The tiny doors in Florence’s walls
If you’ve ever paid a visit to Florence, you’ll surely have noticed the strangely placed miniature wooden doors in the walls of many palaces and grand homes. Well, they’re not teeny tiny doors for elves, messenger pigeons or ravens, they are in fact ‘wine portals’, or rather they once were, back in the day.
Tuscan Palaces were often designed to resemble the bank vaults of their owners, with limited access and windows well away from street level. Keeping the ‘riff-raff’ away from the homes of the wealthy may have seemed like a good idea while Tuscany prospered, but after the Renaissance, when fortunes began to decline, families looked to new sources of income and many turned to agriculture.

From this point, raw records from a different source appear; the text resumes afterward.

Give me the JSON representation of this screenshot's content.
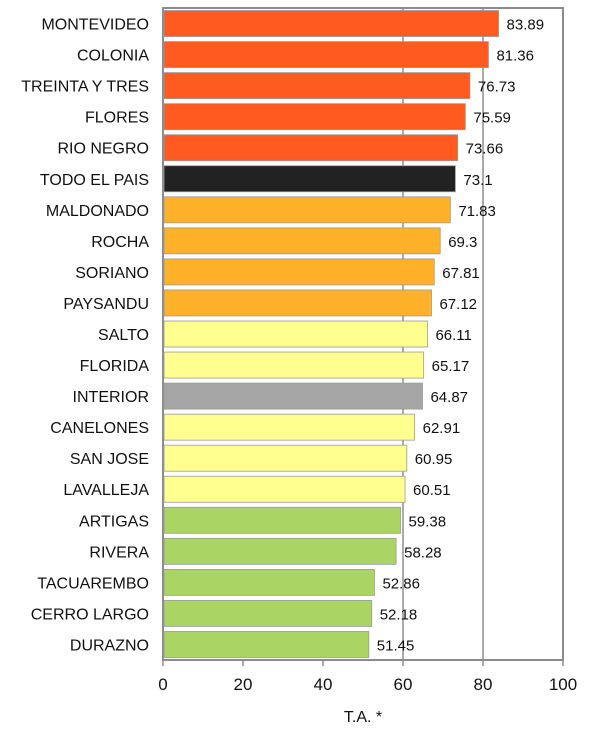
{
  "chart_data": {
    "type": "bar",
    "orientation": "horizontal",
    "xlabel": "T.A. *",
    "xlim": [
      0,
      100
    ],
    "xticks": [
      "0",
      "20",
      "40",
      "60",
      "80",
      "100"
    ],
    "grid": "vertical gridlines at 60 and 80",
    "legend": "none",
    "categories": [
      "MONTEVIDEO",
      "COLONIA",
      "TREINTA Y TRES",
      "FLORES",
      "RIO NEGRO",
      "TODO EL PAIS",
      "MALDONADO",
      "ROCHA",
      "SORIANO",
      "PAYSANDU",
      "SALTO",
      "FLORIDA",
      "INTERIOR",
      "CANELONES",
      "SAN JOSE",
      "LAVALLEJA",
      "ARTIGAS",
      "RIVERA",
      "TACUAREMBO",
      "CERRO LARGO",
      "DURAZNO"
    ],
    "values": [
      83.89,
      81.36,
      76.73,
      75.59,
      73.66,
      73.1,
      71.83,
      69.3,
      67.81,
      67.12,
      66.11,
      65.17,
      64.87,
      62.91,
      60.95,
      60.51,
      59.38,
      58.28,
      52.86,
      52.18,
      51.45
    ],
    "value_labels": [
      "83.89",
      "81.36",
      "76.73",
      "75.59",
      "73.66",
      "73.1",
      "71.83",
      "69.3",
      "67.81",
      "67.12",
      "66.11",
      "65.17",
      "64.87",
      "62.91",
      "60.95",
      "60.51",
      "59.38",
      "58.28",
      "52.86",
      "52.18",
      "51.45"
    ],
    "bar_colors": [
      "#ff5a1f",
      "#ff5a1f",
      "#ff5a1f",
      "#ff5a1f",
      "#ff5a1f",
      "#222222",
      "#ffb129",
      "#ffb129",
      "#ffb129",
      "#ffb129",
      "#ffff8f",
      "#ffff8f",
      "#a6a6a6",
      "#ffff8f",
      "#ffff8f",
      "#ffff8f",
      "#aad464",
      "#aad464",
      "#aad464",
      "#aad464",
      "#aad464"
    ]
  }
}
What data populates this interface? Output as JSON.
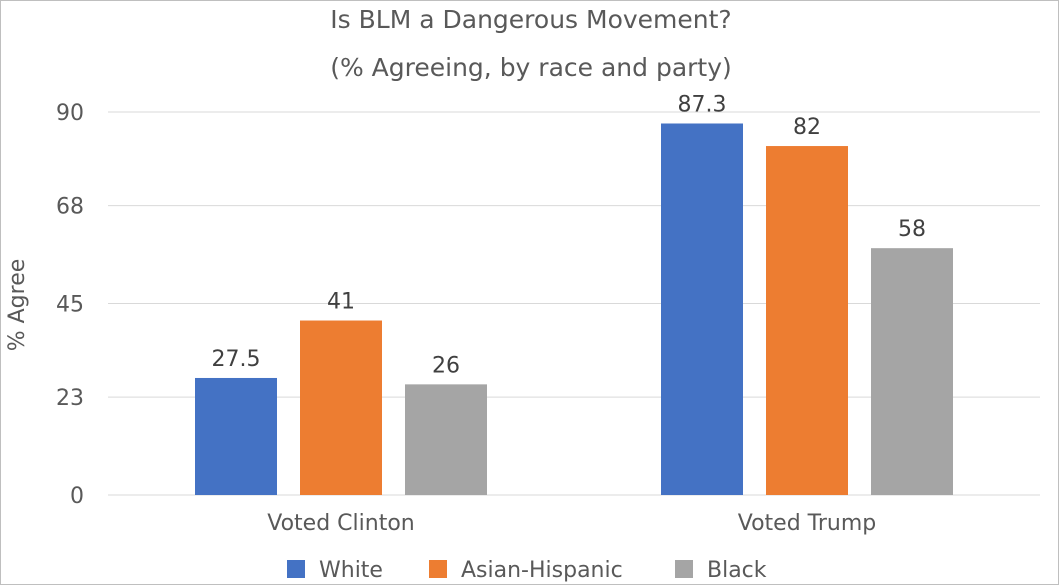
{
  "chart_data": {
    "type": "bar",
    "title_line1": "Is BLM a Dangerous Movement?",
    "title_line2": "(% Agreeing, by race and party)",
    "ylabel": "% Agree",
    "xlabel": "",
    "ylim": [
      0,
      90
    ],
    "yticks": [
      "0",
      "23",
      "45",
      "68",
      "90"
    ],
    "categories": [
      "Voted Clinton",
      "Voted Trump"
    ],
    "series": [
      {
        "name": "White",
        "color": "#4472c4",
        "values": [
          27.5,
          87.3
        ],
        "labels": [
          "27.5",
          "87.3"
        ]
      },
      {
        "name": "Asian-Hispanic",
        "color": "#ed7d31",
        "values": [
          41,
          82
        ],
        "labels": [
          "41",
          "82"
        ]
      },
      {
        "name": "Black",
        "color": "#a5a5a5",
        "values": [
          26,
          58
        ],
        "labels": [
          "26",
          "58"
        ]
      }
    ],
    "grid": true,
    "legend": "bottom"
  }
}
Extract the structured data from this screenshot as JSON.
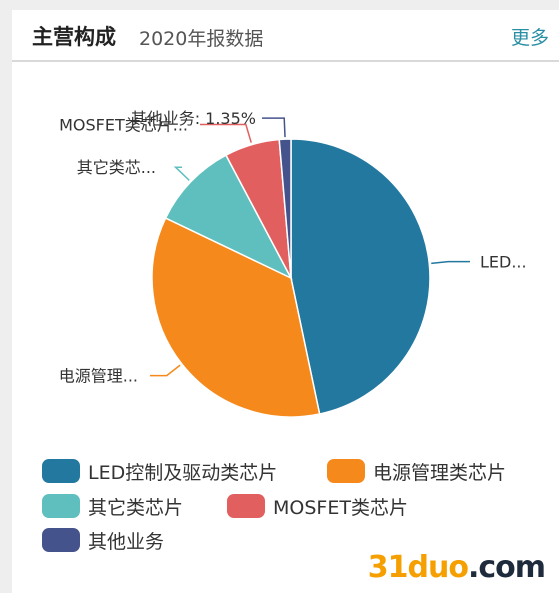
{
  "header": {
    "title": "主营构成",
    "subtitle": "2020年报数据",
    "more_label": "更多"
  },
  "chart_data": {
    "type": "pie",
    "title": "",
    "slices": [
      {
        "name": "LED控制及驱动类芯片",
        "label": "LED...",
        "value": 46.7,
        "color": "#22789f"
      },
      {
        "name": "电源管理类芯片",
        "label": "电源管理...",
        "value": 35.4,
        "color": "#f6891b"
      },
      {
        "name": "其它类芯片",
        "label": "其它类芯...",
        "value": 10.15,
        "color": "#5fbfbe"
      },
      {
        "name": "MOSFET类芯片",
        "label": "MOSFET类芯片...",
        "value": 6.4,
        "color": "#e25f5f"
      },
      {
        "name": "其他业务",
        "label": "其他业务: 1.35%",
        "value": 1.35,
        "color": "#45538c"
      }
    ],
    "legend_position": "bottom"
  },
  "watermark": {
    "part_a": "31duo",
    "part_b": ".com"
  }
}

Wine especially became popular – after all, why not cultivate something valuable you also happen to love. But when it came to selling the wine, the realization that the estate owner would have to interact with the general public outside caused concern. So rather than invite them into their palaces, several small doors were created in the walls, allowing just enough room for a flask of wine – which became known as ‘buchette vino’ to be passed through. Other agricultural products, like olive oil and ham, were also sold through the doors, but few capture the imagination as much as wine. Today, the doors are protected for their architectural significance, but sadly, a knock on them now will most likely go unanswered.